Burgos estava ao seu lado já fazia alguns minutos, tomaram algumas cervejas e depois combinaram de fumar um baseado lá no pátio do José Olímpio. Apesar de ser seu irmão, ele nunca tinha sido tão bem tratado assim por Burgos, e quando acenderam o baseado ele perguntou o que tava pegando. Burgos respondeu que ele iria subir, porque tava com o vírus da AIDS. Ele tremeu e quase derrubou o bagulho, mas pensou se tratar de uma brincadeira e disse que o vírus ainda não havia se manifestado, e talvez nem chegasse a se manifestar, afinal a medicina estava avançando a cada dia.

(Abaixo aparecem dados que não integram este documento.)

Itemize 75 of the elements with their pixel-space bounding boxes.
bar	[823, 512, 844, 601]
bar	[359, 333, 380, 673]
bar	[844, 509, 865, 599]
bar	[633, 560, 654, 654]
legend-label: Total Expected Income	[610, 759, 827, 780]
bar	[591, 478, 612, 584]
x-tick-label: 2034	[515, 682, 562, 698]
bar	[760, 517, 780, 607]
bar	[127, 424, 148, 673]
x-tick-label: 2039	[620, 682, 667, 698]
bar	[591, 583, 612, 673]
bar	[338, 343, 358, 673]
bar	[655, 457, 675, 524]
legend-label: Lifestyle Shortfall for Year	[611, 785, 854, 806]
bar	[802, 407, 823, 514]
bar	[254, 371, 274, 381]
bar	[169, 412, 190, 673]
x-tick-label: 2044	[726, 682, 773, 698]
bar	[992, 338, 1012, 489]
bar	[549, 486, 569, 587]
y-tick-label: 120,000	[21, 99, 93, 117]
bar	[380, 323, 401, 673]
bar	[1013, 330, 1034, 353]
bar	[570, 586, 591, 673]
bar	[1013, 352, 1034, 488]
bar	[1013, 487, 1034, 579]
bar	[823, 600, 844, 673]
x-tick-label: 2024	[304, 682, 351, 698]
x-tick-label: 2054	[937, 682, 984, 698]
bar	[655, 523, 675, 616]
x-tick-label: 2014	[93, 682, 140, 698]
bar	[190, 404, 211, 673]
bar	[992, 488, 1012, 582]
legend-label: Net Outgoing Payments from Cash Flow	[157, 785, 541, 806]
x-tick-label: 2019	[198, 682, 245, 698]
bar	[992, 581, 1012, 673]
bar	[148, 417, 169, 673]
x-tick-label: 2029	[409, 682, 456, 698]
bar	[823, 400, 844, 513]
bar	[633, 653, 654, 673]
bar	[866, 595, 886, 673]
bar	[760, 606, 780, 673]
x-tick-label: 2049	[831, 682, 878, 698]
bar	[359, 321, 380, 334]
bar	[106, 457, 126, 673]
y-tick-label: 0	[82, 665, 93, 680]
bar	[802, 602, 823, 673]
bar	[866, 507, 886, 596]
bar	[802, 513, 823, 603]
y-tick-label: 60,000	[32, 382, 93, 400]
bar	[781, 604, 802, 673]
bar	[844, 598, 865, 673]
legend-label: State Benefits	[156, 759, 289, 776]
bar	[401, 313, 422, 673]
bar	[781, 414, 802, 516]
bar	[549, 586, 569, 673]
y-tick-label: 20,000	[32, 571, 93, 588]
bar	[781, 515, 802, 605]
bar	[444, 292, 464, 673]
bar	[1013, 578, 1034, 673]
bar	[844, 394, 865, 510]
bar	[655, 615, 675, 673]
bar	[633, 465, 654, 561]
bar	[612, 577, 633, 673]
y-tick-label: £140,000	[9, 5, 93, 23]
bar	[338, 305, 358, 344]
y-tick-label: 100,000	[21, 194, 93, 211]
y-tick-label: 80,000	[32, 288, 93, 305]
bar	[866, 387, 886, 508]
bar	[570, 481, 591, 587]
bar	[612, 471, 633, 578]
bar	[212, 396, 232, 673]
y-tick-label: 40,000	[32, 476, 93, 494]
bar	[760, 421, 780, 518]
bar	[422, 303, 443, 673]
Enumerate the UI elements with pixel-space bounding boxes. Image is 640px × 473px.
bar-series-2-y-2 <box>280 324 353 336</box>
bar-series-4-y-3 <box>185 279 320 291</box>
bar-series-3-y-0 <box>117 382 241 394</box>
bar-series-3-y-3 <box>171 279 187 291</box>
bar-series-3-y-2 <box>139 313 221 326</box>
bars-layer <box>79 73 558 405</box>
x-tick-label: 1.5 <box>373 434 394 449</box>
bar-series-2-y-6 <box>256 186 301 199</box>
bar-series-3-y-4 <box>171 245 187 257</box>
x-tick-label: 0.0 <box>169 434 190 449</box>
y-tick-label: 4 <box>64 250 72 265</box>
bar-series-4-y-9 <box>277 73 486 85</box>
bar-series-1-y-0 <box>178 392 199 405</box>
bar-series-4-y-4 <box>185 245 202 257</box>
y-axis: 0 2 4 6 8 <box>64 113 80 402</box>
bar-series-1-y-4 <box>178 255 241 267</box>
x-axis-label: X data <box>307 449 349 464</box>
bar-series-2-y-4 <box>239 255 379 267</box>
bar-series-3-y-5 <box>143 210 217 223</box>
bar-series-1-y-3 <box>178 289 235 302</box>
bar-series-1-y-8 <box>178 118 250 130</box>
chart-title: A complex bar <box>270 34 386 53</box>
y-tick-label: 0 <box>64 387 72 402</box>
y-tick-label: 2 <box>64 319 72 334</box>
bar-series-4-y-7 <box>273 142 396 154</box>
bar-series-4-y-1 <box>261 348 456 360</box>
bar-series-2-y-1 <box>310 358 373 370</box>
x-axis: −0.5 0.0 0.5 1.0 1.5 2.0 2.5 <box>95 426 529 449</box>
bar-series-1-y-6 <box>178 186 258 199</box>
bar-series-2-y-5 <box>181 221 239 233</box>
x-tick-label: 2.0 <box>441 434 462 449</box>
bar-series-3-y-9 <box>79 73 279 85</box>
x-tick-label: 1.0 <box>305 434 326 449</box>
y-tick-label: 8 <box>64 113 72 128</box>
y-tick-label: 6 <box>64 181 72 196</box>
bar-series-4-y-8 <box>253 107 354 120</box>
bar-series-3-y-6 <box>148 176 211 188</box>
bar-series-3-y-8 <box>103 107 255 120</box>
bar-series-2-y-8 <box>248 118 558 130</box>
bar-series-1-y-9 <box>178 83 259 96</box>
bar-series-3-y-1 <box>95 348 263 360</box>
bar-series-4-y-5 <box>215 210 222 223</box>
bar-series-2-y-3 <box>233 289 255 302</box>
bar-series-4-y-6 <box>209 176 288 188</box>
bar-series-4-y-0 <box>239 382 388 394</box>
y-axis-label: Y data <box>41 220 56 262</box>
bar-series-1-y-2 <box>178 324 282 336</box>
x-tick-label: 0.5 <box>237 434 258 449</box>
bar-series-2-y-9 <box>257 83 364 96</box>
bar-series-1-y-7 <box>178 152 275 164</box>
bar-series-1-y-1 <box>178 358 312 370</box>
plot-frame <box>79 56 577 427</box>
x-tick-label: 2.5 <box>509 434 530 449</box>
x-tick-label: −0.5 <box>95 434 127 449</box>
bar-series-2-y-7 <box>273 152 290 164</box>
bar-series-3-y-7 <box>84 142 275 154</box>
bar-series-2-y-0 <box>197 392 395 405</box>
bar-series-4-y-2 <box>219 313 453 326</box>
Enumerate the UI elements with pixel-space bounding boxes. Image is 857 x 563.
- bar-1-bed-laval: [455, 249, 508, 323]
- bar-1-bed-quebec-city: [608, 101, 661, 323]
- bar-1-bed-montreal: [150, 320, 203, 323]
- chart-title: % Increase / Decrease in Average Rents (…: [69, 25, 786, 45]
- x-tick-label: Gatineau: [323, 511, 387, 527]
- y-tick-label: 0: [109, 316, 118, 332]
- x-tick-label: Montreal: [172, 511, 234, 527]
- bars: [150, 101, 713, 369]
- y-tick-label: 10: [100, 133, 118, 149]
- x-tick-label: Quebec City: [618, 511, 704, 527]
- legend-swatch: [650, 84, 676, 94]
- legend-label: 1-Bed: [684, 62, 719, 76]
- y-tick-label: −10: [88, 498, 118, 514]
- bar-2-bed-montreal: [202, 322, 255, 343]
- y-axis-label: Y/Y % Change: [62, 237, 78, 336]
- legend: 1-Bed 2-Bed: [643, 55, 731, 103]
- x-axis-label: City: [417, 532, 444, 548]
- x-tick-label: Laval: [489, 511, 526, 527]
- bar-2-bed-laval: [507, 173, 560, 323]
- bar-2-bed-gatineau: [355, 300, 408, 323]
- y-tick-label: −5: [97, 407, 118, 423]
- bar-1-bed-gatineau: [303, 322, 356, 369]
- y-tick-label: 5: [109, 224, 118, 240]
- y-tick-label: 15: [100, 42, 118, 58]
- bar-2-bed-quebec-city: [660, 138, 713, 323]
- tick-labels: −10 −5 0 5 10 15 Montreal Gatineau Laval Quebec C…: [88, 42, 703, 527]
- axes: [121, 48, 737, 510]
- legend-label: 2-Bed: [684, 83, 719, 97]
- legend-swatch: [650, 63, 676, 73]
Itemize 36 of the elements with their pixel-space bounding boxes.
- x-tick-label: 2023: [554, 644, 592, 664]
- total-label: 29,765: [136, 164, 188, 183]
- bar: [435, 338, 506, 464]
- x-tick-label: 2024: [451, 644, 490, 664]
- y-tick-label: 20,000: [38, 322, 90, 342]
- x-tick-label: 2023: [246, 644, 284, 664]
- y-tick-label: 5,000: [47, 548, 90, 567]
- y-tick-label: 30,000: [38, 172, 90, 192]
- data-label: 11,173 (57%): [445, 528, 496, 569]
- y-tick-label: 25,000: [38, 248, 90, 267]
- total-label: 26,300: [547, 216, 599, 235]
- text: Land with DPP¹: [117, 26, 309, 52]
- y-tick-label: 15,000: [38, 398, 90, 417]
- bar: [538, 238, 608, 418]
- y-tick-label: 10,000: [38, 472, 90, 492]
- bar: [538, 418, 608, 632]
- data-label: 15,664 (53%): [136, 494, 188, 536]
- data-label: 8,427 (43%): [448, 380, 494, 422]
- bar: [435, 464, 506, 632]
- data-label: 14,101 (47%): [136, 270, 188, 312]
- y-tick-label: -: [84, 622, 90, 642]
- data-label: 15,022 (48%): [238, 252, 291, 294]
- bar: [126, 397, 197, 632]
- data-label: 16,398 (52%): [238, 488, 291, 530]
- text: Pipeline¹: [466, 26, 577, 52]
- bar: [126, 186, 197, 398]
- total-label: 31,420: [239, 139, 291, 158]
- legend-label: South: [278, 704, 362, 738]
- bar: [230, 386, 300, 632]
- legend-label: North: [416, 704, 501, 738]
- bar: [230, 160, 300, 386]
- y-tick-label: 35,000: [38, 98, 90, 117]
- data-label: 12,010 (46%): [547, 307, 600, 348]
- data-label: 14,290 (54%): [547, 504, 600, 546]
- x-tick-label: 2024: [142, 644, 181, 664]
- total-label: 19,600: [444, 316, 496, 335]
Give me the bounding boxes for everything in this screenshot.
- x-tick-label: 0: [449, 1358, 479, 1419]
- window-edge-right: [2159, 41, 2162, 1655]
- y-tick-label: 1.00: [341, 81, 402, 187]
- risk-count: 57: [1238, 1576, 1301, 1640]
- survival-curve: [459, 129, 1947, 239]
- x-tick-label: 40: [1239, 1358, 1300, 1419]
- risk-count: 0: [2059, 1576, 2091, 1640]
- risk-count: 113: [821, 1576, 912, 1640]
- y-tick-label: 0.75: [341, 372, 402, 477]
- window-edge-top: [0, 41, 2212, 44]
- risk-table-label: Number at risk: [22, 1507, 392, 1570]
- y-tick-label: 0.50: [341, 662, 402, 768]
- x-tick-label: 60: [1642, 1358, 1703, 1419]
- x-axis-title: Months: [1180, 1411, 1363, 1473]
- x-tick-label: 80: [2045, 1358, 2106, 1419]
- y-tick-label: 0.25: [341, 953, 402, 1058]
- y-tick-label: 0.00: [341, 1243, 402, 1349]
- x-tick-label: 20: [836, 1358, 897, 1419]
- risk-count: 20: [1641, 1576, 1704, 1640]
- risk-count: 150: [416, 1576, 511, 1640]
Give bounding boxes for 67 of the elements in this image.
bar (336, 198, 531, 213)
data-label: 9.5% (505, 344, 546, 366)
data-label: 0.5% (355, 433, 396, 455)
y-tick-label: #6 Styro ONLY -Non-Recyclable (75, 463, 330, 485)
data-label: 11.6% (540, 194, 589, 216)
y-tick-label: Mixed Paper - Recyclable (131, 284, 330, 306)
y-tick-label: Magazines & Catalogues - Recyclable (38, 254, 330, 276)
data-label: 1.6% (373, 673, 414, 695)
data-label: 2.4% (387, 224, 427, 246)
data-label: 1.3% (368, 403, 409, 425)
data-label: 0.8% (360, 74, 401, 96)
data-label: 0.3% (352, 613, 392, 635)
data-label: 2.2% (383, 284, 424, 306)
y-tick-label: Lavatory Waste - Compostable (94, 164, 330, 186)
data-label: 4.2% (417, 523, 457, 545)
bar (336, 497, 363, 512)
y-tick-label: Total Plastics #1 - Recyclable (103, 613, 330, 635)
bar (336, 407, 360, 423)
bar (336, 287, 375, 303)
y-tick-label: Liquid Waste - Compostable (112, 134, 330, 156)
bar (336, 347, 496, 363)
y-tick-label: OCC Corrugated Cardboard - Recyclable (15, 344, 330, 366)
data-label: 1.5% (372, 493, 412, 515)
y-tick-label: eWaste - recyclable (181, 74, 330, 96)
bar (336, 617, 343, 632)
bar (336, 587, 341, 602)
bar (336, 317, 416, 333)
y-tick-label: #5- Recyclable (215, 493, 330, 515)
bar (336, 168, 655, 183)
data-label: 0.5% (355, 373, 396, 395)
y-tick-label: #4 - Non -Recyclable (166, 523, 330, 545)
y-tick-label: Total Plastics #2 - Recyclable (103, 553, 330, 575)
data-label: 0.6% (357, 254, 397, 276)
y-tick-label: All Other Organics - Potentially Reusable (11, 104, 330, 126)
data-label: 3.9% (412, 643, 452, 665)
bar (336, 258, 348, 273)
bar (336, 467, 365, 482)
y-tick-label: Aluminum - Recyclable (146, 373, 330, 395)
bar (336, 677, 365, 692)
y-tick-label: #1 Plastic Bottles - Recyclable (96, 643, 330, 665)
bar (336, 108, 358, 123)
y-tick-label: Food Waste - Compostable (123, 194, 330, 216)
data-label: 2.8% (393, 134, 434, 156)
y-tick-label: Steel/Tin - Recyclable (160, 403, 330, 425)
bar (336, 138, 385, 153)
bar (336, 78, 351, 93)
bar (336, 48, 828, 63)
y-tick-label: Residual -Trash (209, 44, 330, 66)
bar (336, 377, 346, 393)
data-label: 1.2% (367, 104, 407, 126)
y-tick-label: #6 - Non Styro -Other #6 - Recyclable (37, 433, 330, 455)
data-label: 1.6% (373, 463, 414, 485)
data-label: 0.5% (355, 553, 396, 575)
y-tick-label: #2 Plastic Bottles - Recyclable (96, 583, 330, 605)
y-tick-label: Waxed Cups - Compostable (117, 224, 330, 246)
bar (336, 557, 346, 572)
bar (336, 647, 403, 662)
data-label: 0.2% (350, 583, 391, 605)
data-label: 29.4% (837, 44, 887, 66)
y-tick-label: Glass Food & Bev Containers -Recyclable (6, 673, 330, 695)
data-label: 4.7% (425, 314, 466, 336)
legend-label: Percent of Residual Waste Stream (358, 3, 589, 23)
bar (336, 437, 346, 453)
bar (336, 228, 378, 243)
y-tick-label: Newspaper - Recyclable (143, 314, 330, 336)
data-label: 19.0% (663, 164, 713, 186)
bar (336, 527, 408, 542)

Burgos nada respondeu, puxou uma pistola italiana Beretta calibre 22 LR da cintura e mandou ele dar o último trago de sua vida. Ele fumou, jogou a ponta no chão e caiu na quadra com um único tiro no meio da testa. Burgos disparou somente uma vez, mas não foi pra economizar bala, foi para, no caso de alguma caguetagem, poder alegar legítima defesa. Colocou a pistola na cintura novamente, pegou a pontinha no chão, voltou a acendê-la e saiu fumando pela favela.
(…)
Na pizzaria, cerveja era água. Ratinho, Jacaré e Ceará haviam assaltado uma loja de conveniência em Moema e estavam bancando tudo. Geóvas, Pássaro, Zé do Carmo, Kim, Jura e outros manos tavam só na serra, a noite estava garantida.
(…)
Na boca, China comprava umas buchas para ele fumar com Ratinho, Naná e Mixaria. Marquinhos havia acabado de chegar, tinha vendido quase toda a carga de algodão e apesar de estar a fim de beber umas cervejas geladas, não iria à pizzaria por causa de sua mina, que o esperava em casa para uma longa noitada de amor.
(…)
A dois metros dali, seu amigo Testa sentia o frio do aço quando este penetrou sua boca, sua língua se contraiu e seus dentes bateram com força no cilindro da morte. Burgos segurou o cano firmemente na boca de Testa e lhe fez elogios com demasiado ar de superioridade, suas palavras não alcançavam o pequeno menino viciado em pedra e pixador nas horas vagas, pequeno devedor, muito pequeno para tão grande dívida. A lei na quebrada não é a quantia, mas sim o respeito, que deve acima de tudo prevalecer. Burgos arrancou o cano rapidamente de sua boca, e o garoto gritou quando sentiu que ainda estava vivo, os espaços em sua boca ficaram vagos, os dentes foram arrancados pelo cano do revólver. Ele tentou pedir socorro, mas sua boca pronunciou palavras estranhas, não que isso fizesse diferença quanto a alguém o ajudar, ele desistira pois sabia que nada iria fazê-lo sentir mais dor do que a abstinência da droga. Ele se entregou e aceitou a morte como se aceitasse um grande presente, em seus pensamentos as palavras finais de Burgos não contavam, ele viu lindas paisagens, ele estava viajando, mas foi ruim o ar que entrou em sua boca quando o primeiro tiro foi efetuado, Deus! Como é ruim, não dói, pensou o menino. Simplesmente o ar entrou pelo furo e provocou um frio insuportável, são dois os tiros, e então três, mas o frio impedia seu raciocínio e ele viu um médico, sua mãe o pegou no colo e beijou sua testa, seu pai lhe deu um caminhão no Natal, seus amigos lhe fizeram uma linda festa surpresa, sua primeira namorada foi a Regina, filha da Dona Dulce, seu amigo lhe deu um cd do Gog de presente e ele escutou: “Um corpo estendido no meio da rua, somente Deus por testemunha”. Testa se arrepiou todo. O Mixaria lhe vendeu seu primeiro cano, foi uma Pistola GP-35 Browning, um tesão de arma, fabricada na Bélgica, e foi também o Mixaria que o convidou a cometer seu primeiro assalto, seu avô o adorava e não acreditava naqueles boatos, sua avó ainda tinha na sala seu retrato, sua coleção de moedas antigas continuava guardada, ele não viu o rosto de seu irmão quando soube da conta bancária que ele havia aberto para ele, não viu a cara dos vizinhos quando chegou do serviço de gravata e de celular, certamente disseram, que nego enjoado, mas não viu, não viu.